Lauter Pyrrhussiege
Stefan Weidner analysiert die Reaktion auf 9/11 als Beginn vom Ende einer Weltmacht
Von Irmtraud Gutschke
„Noch einen solchen Sieg über die Römer, dann sind wir vollständig verloren!“ Welch bittere Voraussicht: König Pyrrhos I. von Epirus hatte wohl eine Schlacht gewonnen, aber die Verluste waren groß. Seine Befürchtungen bewahrheiteten sich: Im Pyrrhischen Krieg zwischen 280 bis 275 v. Chr. war er letztlich doch den Römern unterlegen. Seitdem spricht man vom „Pyrrhussieg“, wenn ein momentaner Sieger letztlich mehr Schaden als Nutzen hat. Immer wieder in der Geschichte hat es dafür Beispiele gegeben. Im Buch von Stefan Weidner findet sich eine geradezu groteske Abfolge davon.

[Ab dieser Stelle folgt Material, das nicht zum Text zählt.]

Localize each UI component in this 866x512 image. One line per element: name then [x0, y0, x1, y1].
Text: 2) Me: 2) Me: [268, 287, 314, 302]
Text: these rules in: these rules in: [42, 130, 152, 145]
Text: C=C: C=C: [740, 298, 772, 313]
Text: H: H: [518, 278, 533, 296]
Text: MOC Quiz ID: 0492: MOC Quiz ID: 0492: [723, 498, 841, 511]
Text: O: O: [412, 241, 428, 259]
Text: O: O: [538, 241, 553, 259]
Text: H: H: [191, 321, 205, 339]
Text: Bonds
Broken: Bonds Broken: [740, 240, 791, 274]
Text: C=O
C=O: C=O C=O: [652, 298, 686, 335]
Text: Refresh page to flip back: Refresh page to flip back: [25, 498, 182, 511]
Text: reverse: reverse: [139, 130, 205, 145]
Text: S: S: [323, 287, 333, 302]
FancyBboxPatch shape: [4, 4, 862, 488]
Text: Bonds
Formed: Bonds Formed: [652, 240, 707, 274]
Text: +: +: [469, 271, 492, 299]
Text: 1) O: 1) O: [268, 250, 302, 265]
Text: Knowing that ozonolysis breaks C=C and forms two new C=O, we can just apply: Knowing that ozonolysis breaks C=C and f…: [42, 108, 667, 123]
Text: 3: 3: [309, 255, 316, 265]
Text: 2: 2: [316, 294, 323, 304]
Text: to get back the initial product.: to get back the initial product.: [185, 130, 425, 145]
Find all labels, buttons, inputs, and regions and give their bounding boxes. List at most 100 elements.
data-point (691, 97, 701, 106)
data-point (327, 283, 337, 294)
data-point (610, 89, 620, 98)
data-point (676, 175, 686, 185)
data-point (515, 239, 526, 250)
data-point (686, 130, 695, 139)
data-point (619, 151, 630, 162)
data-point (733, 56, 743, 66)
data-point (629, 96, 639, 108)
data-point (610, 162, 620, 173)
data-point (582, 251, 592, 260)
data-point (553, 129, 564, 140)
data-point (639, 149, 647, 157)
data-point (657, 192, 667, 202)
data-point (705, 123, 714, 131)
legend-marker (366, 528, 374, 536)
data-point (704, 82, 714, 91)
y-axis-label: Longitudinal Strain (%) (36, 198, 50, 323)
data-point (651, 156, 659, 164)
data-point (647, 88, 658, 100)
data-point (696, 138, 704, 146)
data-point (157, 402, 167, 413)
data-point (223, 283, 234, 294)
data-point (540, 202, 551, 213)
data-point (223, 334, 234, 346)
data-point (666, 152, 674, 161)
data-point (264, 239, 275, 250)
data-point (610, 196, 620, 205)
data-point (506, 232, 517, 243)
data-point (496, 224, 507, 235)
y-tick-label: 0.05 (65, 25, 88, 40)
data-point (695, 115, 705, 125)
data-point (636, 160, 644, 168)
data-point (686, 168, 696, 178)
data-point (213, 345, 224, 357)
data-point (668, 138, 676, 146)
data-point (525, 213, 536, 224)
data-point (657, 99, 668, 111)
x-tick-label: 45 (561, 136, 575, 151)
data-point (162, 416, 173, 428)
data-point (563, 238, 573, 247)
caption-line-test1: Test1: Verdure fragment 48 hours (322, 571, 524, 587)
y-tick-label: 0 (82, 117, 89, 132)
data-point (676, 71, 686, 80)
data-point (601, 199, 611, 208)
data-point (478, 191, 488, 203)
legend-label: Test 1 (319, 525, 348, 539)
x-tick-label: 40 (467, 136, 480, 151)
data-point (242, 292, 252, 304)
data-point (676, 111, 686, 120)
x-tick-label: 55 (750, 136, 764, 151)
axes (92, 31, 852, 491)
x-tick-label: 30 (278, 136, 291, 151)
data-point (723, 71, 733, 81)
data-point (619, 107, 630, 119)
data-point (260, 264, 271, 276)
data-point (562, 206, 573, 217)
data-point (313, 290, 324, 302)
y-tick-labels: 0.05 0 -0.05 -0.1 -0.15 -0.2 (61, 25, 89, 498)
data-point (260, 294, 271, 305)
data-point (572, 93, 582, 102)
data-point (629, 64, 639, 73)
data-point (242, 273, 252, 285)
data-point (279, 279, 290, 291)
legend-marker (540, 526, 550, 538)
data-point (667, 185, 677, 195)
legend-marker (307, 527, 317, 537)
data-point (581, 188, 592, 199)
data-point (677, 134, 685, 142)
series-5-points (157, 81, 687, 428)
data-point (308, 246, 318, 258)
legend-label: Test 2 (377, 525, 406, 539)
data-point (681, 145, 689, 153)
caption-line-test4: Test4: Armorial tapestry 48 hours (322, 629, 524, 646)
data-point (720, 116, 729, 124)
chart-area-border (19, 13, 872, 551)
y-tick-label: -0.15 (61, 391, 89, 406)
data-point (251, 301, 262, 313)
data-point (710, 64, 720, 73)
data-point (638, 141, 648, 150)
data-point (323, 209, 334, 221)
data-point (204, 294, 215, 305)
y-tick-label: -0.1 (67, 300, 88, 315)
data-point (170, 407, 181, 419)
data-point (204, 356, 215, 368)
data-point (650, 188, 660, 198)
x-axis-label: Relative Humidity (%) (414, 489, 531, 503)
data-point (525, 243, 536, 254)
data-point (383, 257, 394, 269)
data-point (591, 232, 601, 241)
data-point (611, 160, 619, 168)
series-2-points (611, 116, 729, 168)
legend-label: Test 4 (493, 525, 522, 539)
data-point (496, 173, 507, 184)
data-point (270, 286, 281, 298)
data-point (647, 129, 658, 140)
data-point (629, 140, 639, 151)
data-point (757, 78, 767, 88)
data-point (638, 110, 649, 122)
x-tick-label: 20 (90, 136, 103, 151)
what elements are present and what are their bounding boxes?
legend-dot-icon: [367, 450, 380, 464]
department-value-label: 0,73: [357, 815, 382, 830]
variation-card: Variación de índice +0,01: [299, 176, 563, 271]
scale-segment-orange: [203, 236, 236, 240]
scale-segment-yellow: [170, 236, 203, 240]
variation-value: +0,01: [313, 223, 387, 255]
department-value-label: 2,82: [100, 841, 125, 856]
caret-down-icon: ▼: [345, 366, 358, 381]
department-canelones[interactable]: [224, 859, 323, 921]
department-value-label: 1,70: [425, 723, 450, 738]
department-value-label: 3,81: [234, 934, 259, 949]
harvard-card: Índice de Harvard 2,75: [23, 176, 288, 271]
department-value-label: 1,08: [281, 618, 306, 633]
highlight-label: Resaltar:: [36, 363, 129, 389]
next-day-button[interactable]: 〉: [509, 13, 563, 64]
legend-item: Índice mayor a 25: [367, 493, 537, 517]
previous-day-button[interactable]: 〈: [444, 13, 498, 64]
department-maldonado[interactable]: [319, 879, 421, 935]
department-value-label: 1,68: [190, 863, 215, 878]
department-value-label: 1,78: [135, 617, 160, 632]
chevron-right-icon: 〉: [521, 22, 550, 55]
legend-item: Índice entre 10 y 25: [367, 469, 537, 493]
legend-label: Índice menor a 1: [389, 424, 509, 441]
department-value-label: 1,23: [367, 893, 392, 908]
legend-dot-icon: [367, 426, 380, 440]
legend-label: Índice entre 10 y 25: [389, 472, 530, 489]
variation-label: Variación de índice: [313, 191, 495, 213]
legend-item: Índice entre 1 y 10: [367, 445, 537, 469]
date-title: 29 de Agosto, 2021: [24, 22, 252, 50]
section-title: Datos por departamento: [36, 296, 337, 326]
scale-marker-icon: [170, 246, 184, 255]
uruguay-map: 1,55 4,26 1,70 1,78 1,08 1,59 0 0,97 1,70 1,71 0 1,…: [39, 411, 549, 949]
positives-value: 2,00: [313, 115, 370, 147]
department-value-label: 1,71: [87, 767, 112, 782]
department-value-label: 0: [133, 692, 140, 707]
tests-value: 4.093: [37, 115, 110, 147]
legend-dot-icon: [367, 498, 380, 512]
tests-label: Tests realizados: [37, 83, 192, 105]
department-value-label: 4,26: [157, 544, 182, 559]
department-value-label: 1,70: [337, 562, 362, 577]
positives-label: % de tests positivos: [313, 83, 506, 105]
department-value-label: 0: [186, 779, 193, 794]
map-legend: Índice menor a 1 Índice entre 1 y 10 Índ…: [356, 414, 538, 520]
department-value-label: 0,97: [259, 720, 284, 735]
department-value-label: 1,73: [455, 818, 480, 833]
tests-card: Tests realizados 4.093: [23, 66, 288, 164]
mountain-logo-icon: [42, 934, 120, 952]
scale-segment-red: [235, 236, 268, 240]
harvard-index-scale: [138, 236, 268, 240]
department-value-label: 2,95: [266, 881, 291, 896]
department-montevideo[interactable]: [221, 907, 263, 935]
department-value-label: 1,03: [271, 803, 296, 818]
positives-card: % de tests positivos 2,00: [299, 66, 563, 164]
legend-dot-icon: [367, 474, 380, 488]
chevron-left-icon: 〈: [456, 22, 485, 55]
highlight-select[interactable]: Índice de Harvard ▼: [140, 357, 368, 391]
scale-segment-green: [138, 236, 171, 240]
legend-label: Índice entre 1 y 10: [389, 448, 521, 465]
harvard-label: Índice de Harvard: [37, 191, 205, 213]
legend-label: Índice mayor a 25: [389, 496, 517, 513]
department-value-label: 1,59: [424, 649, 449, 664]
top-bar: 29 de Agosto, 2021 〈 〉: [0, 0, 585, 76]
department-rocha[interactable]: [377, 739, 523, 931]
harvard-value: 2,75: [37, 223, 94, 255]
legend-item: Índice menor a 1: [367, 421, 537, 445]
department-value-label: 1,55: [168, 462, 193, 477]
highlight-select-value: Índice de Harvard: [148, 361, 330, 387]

Stefan Weidner schrieb dieses Buch, als der Abzug der US-Truppen aus Afghanistan beschlossen, aber noch nicht auf dermaßen chaotische Weise vollzogen war. Donald Trump, der selber auf ein Ende des Militäreinsatzes gedrängt hatte, sprach nun von „totaler Kapitulation“, der größten außenpolitischen Demütigung in der Geschichte der Vereinigten Staaten. Wenn dies auch als Polemik gegen seinen Amtsnachfolger Joe Biden gedacht war, traf es doch die Wahrnehmung vieler Menschen in der Welt. Der Imageverlust war enorm. Die USA, die 1989 über ihren Konkurrenten UdSSR triumphierten und sich als einzige Weltmacht sahen, werden diesen Platz räumen oder zumindest mit anderen teilen müssen.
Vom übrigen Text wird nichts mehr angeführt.